Trib. Catanzaro, sez. II civ., sent.
21.5.2012 n° 1734
Fino
a dove può estendersi il diritto di
critica del datore di lavoro nei confronti del dipendente? E’ questo il quesito
a cui offre pronta risposta il Tribunale di Catanzaro, sez. II civile, con la
sentenza 21 maggio 2012, n. 1734.
Infatti,
secondo il giudice di merito, in una società democratica - cui è connaturata la
possibilità di scambiarsi opinioni -, deve essere garantito il diritto di
svolgere, anche pubblicamente, valutazioni e critiche dell’operato altrui
(anche del lavoratore), a patto che tale critica rispetti i limiti di
continenza e non travalichi in una gratuita degradazione della persona oggetto
di censura.
Nel
caso di specie - in cui sono parti in
causa due dirigenti e una dipendente della Regione - , l’attrice contesta il
contenuto di due e-mail inviatele dai dirigenti, ritenendole ingiuriose e
diffamatorie, violando e ledendo la sua professionalità.
Il
giudice adito, al contrario, ha ritenuto che le due missive non abbiano avuto
alcun contenuto offensivo, essendo dirette a criticare la condotta non
collaborativa della lavoratrice, prefigurandone la finalizzazione a
disconoscere il ruolo e l’autorevolezza del dirigente.
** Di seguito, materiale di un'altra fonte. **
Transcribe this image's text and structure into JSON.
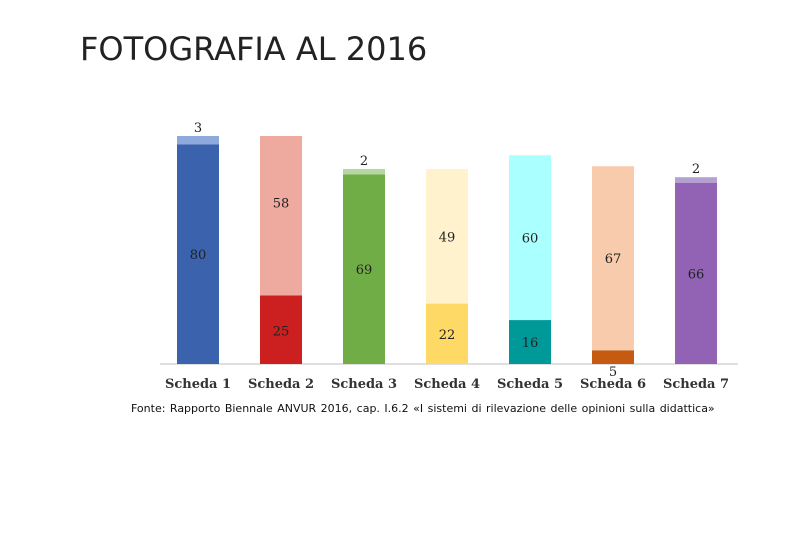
{
  "slide": {
    "title": "FOTOGRAFIA AL 2016",
    "source": "Fonte:  Rapporto Biennale ANVUR 2016, cap. I.6.2 «I sistemi di rilevazione delle opinioni sulla didattica»"
  },
  "chart_data": {
    "type": "bar",
    "stacked": true,
    "categories": [
      "Scheda 1",
      "Scheda 2",
      "Scheda 3",
      "Scheda 4",
      "Scheda 5",
      "Scheda 6",
      "Scheda 7"
    ],
    "series": [
      {
        "values": [
          0,
          25,
          0,
          22,
          16,
          5,
          0
        ],
        "colors": [
          "#3a62ad",
          "#cc1f1f",
          "#70ad47",
          "#ffd966",
          "#00999a",
          "#c55a11",
          "#9262b5"
        ]
      },
      {
        "values": [
          80,
          58,
          69,
          49,
          60,
          67,
          66
        ],
        "colors": [
          "#3a62ad",
          "#eeaa9f",
          "#70ad47",
          "#fff2cc",
          "#aaffff",
          "#f8cbad",
          "#9262b5"
        ]
      },
      {
        "values": [
          3,
          0,
          2,
          0,
          0,
          0,
          2
        ],
        "colors": [
          "#8ea9db",
          "#eeaa9f",
          "#b4d8a0",
          "#fff2cc",
          "#aaffff",
          "#f8cbad",
          "#b4a0d3"
        ]
      }
    ],
    "data_labels": [
      [
        "",
        "25",
        "",
        "22",
        "16",
        "5",
        ""
      ],
      [
        "80",
        "58",
        "69",
        "49",
        "60",
        "67",
        "66"
      ],
      [
        "3",
        "",
        "2",
        "",
        "",
        "",
        "2"
      ]
    ],
    "ylim": [
      0,
      83
    ],
    "grid": false,
    "legend": "none"
  }
}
Decisiva, in questo
senso, appare la constatazione da parte del giudice che le censure mosse alla
dipendente sono rivolte alla condotta tenuta dalla stessa nel contesto
lavorativo e non alle qualità morali di questa.
Come
si legge nella sentenza, è evidente che sia spiacevole subire critiche in
particolare se esse siano provenienti dal datore di lavoro o dal dirigente e se
attengano alla prestazione lavorativa; ed è altrettanto notorio che la
sensibilità del destinatario della censura può rimanere scalfita. Tuttavia, ciò
non può significare che qualunque affermazione critica idonea a colpire l’amor
proprio del lavoratore configuri illecito penalmente sanzionabile e civilmente
risarcibile.
In
buona sostanza, non superando i limiti della continenza le critiche mosse alla
dipendente, secondo il Tribunale non è possibile ravvisarne i contorni
ingiuriosi e diffamatori lamentati dall’attrice. Da qui il rigetto della
richiesta di risarcimento avanzata dalla dipendente e la condanna al pagamento
delle spese processuali.
(Da Altalex del
3.7.2012. Nota di Alessandro Ferretti)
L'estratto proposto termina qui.